After getting its start as a crop-dusting company, Delta operated its first passenger flight on June 17, 1929, from Dallas, Texas, to Jackson, Miss., via Shreveport and Monroe, La. The route, operated by a Travel Air S-6000-B aircraft, carried five passengers and one pilot.
Since then Delta has grown exponentially. In a much shorter time frame, the Delta Flight Museum has also experienced major growth.
The nonprofit reopened in 2014 after the renovation of historic hangars funded by the Delta Air Lines Foundation and additional sponsors. Since its reopening at the airline’s headquarters in Atlanta, the museum has experienced increased attendance, events and fundraising, as well as an expansion of exhibits.
“The ongoing growth of the museum fosters our mission to celebrate the heritage of Delta, its people and our family of more than 40 airlines, along with the history of aviation and the future of flight,” said Museum President John Boatright. “Based on the generosity of our donors, we’re constantly investing in our efforts to further enhance the experience for visitors.” Before joining the museum, Boatright held roles of increasing responsibility during his 36-year career at Delta, including Vice President of Corporate Real Estate. Boatright and his 19-member team’s efforts are built on Delta’s core values, including honesty, integrity and respect, he said. “We have an outstanding team of people, and our success over the last year is directly related to their dedication, professionalism and commitment to our guests’ experience,” he said. “Each team member appreciates that we serve as the home of Delta employees, retirees, and their family members and that the museum is a key part of the foundation of Delta.”
The museum offers displays and exhibits filled with hundreds of artifacts chronicling more than eight decades of Delta’s history and the development of commercial aviation. Highlights include an indoor collection of five historic aircraft, including a Travel Air S-6000-B, similar to the one that operated Delta's first passenger flight in 1929, and The Spirit of Delta, a Boeing 767 purchased for the company by employees in 1982. Also on display is beautifully restored Ship 41, Delta's first DC-3 - an aircraft type that revolutionized air travel.
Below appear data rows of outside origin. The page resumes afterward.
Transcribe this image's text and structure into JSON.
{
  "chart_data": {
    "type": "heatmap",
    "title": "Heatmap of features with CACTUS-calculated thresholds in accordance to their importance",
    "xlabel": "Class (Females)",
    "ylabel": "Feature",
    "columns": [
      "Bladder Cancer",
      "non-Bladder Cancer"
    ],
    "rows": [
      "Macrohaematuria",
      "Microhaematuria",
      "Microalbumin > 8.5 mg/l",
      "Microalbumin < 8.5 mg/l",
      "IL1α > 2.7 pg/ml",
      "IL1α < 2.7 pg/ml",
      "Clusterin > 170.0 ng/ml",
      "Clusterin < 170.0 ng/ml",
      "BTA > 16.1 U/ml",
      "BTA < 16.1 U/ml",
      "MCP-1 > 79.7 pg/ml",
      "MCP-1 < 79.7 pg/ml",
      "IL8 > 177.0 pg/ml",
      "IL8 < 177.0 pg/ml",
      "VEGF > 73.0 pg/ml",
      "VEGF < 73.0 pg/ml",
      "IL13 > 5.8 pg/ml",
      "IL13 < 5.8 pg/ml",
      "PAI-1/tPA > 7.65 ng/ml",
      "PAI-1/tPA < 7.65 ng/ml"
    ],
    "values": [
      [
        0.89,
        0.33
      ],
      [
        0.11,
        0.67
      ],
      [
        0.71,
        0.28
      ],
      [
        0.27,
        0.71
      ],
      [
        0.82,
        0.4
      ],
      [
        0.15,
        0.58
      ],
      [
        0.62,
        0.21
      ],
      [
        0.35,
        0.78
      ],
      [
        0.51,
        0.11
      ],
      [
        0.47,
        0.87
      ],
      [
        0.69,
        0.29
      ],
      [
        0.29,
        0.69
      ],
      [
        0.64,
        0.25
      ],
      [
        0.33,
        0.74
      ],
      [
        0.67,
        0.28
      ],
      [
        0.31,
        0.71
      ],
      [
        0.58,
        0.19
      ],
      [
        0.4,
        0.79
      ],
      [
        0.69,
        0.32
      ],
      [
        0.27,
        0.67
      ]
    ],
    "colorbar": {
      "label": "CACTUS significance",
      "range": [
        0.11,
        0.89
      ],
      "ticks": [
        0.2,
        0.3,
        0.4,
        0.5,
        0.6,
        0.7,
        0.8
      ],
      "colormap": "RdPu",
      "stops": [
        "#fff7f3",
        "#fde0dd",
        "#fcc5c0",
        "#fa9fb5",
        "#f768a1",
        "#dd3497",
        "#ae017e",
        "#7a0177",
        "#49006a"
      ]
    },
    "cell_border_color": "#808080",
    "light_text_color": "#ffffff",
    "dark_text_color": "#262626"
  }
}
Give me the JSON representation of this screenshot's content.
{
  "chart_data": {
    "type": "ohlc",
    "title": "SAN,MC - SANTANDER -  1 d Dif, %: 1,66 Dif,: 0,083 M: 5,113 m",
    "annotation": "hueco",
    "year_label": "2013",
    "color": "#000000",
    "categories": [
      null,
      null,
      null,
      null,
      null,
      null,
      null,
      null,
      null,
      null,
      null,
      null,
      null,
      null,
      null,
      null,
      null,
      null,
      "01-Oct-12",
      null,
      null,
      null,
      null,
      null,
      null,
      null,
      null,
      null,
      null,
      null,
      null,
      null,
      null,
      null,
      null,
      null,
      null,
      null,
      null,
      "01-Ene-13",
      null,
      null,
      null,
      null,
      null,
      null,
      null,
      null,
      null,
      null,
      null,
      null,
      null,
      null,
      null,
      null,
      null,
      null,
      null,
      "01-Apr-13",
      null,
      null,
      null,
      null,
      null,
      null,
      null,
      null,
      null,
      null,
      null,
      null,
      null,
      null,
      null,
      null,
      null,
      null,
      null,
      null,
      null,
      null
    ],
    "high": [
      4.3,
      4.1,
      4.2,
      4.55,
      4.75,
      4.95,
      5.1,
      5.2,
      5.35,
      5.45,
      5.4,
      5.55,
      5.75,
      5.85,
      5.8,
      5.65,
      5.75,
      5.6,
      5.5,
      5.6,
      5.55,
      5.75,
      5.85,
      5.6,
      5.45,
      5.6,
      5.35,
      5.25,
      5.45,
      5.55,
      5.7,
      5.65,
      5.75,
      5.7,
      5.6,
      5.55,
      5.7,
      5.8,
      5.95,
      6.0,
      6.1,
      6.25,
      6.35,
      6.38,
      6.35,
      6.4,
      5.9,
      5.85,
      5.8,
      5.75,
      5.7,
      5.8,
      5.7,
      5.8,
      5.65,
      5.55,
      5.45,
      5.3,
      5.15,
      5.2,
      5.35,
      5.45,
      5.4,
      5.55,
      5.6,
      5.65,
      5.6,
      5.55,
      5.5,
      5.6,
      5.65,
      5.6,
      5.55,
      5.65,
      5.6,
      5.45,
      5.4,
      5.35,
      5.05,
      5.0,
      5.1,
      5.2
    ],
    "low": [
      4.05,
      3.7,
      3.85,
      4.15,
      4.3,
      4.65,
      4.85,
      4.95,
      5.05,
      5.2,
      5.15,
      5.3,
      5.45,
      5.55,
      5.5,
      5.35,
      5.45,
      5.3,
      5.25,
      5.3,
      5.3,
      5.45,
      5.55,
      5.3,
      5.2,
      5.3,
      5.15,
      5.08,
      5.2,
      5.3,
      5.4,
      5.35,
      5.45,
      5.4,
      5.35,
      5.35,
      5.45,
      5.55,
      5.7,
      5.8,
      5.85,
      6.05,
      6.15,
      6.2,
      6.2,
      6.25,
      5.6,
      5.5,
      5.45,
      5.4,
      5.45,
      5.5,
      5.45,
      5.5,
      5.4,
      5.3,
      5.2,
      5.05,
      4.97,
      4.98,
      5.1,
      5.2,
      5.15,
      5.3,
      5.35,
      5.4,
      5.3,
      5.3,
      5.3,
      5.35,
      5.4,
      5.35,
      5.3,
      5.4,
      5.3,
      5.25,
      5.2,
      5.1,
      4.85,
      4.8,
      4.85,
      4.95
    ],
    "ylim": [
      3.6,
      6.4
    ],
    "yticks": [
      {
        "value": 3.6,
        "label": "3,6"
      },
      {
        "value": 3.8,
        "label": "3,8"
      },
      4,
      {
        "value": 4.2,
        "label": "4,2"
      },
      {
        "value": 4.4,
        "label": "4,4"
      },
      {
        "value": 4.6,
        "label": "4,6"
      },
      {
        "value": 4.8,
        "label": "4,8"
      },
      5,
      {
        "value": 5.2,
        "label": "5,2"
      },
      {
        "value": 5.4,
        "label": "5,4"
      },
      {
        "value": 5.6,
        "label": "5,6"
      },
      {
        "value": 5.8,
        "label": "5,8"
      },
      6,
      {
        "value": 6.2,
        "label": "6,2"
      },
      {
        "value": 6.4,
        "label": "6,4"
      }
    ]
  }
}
Outside the museum, a retired Delta Boeing 757 and McDonnell Douglas DC-9 are on display outside the museum's entrance.
Among the latest new exhibits is a retired Delta 1960 Ford F-250 lavatory truck, used to service airplane lavatories, located outside the museum’s entrance. The truck, refurbished by Delta Technical Operations and Airport Customer Service employees, features several original components, along with new and custom elements, including a 3-D Delta Widget centerpiece in the steering wheel.
Additionally, visitors can have the ultimate aviation experience: piloting a Boeing 737-200 full-motion simulator, the only one open to the public in the U.S. It was formerly used to train Delta pilots.
Despite its large collection, the museum is barely over 20 years old. In 1990, a group of Delta retirees launched an effort to find one of Delta’s first DC-3 - a search that culminated in the restoration of Ship 41. That, combined with a consolidation of Delta’s archival collections, created a groundswell that led to the museum’s founding in 1995.
The museum’s hangar space can serve as a unique rental venue to host events accommodating as many as 2,000 guests. Porsche Cars North America, whose headquarters and Porsche Driving Experience is just minutes from Delta's headquarters, has hosted a number of meetings at the museum.
“It is evident that Delta deeply cares about the experience its guests have at the museum, just as we care about offering fun and happiness at our Porsche Experience Center in Atlanta,” said Joe Folz, Vice President of General Counsel and Secretary for Porsche Cars North America. “Whether in a Porsche vehicle or on a Delta jet or at our track or at the Delta Flight Museum, we both share the desire to provide our customers with a truly enjoyable, unforgettable ride.”